Stamp knew he wanted to act from the age of four, when his mother took him to see Beau Geste, starring Gary Cooper, at their local cinema. But he didn't think acting would be an option for a working-class lad.

"It was this secret dream," he said in a recent interview. "Whenever I could, I went to the movies as a kid; they were really the only light in this otherwise very bleak existence."

In his teens, he joined amateur groups and won a scholarship to Webber Douglas drama school. When he left, he was chosen by Ustinov to appear in Billy Budd.

Success followed and the Sixties saw Stamp lauded as one of the new breed of working-class actor, alongside Peter O'Toole and Albert Finney. But in the Seventies, a couple of flops meant work dried up and he went to live in an ashram in India.

"In the back of my head I never completely gave up on acting, but I was really very happy," he says.

Then one day a telegram arrived offering him the role of General Zod in Superman, alongside Christopher Reeve, Marlon Brando and Gene Hackman - and his life changed again.

Since then he's carved a career from playing character parts, and he works to keep a little money coming in.

"There was a time in the Nineties when I didn't have the money for a bus fare," he said recently. "But fortunately I'd bought all this wine in the Sixties. I hadn't drunk much of it, so whenever things got tight, I could sell a case and that would tide me over."

He's grateful that Hollywood suddenly seems to have recognised the power of the silver pound and are making more films with older characters.

"I don't have children, so I have no reason to go and see films for children and I have no reason to go and see the lowest common denominator special effects," he says.

"So from a purely selfish point of view, it means there are going to be more interesting roles for actors like me."

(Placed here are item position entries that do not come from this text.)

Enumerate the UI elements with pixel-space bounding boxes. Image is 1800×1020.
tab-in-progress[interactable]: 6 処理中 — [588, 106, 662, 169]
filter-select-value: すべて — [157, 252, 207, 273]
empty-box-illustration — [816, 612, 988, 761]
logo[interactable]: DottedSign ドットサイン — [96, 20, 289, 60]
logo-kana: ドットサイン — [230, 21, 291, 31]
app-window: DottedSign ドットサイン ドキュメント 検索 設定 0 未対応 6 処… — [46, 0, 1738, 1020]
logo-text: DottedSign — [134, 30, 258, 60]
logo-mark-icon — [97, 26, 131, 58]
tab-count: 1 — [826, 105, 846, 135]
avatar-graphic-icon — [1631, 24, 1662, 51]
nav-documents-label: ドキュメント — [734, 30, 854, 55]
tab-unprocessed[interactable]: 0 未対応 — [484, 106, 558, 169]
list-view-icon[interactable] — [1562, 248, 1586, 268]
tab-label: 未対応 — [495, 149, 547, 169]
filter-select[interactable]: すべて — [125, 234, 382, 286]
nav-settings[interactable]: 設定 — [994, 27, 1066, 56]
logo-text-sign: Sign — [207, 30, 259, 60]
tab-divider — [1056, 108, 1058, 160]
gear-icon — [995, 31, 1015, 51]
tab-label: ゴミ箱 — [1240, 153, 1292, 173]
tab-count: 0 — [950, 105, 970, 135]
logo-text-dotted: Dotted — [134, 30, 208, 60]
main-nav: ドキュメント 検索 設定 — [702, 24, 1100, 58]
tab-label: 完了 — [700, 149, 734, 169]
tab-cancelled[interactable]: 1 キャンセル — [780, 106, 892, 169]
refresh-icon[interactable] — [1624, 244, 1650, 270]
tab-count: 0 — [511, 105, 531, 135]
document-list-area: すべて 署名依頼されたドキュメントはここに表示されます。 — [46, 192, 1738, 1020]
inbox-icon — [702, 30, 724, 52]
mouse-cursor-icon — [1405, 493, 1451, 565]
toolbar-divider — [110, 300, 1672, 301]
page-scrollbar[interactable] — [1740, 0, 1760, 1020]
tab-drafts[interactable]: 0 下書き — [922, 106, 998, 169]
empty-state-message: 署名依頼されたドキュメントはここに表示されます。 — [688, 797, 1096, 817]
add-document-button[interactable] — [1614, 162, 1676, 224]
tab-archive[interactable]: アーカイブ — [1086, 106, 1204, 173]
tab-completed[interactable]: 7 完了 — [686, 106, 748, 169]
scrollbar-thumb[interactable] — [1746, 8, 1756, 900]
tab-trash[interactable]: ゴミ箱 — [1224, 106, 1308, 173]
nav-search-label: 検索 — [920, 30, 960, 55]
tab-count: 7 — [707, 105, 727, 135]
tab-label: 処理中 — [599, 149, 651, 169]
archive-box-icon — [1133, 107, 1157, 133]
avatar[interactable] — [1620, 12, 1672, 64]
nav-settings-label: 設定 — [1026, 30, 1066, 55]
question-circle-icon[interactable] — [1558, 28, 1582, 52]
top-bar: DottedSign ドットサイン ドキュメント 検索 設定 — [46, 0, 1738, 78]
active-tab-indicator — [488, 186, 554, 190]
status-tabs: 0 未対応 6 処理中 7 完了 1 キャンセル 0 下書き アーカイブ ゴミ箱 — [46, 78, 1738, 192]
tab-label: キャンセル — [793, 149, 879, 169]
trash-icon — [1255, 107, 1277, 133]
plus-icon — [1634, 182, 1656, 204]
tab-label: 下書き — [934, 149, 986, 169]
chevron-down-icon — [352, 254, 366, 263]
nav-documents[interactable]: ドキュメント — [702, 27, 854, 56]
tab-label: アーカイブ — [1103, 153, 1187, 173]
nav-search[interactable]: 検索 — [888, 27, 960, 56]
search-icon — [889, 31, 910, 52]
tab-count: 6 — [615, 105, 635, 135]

Extra time - The silver screen for the silver pound :: Quartet (2013): Dame Maggie Smith, Pauline Collins, Michael Gambon and Billy Connolly star in Dustin Hoffman's comedy drama set in a home for retired musicians, where the arrival of a former diva causes a stir.

:: Hitchcock (2013): Dame Helen Mirren and Sir Anthony Hopkins team up in this biopic about director Alfred Hitchcock's attempts to make Psycho, with the vital support of his long-suffering wife, Alma Reville.

:: Amour (2012): Retired French music teachers Anne and Georges are in their eighties and their love is tested when Anne suffers a stroke.

:: The Best Exotic Marigold Hotel (2011): Dames Judi Dench and Maggie Smith, Bill Nighy and Celia Imrie star in this comedy drama about a group of retired Brits who head to India to see out their days.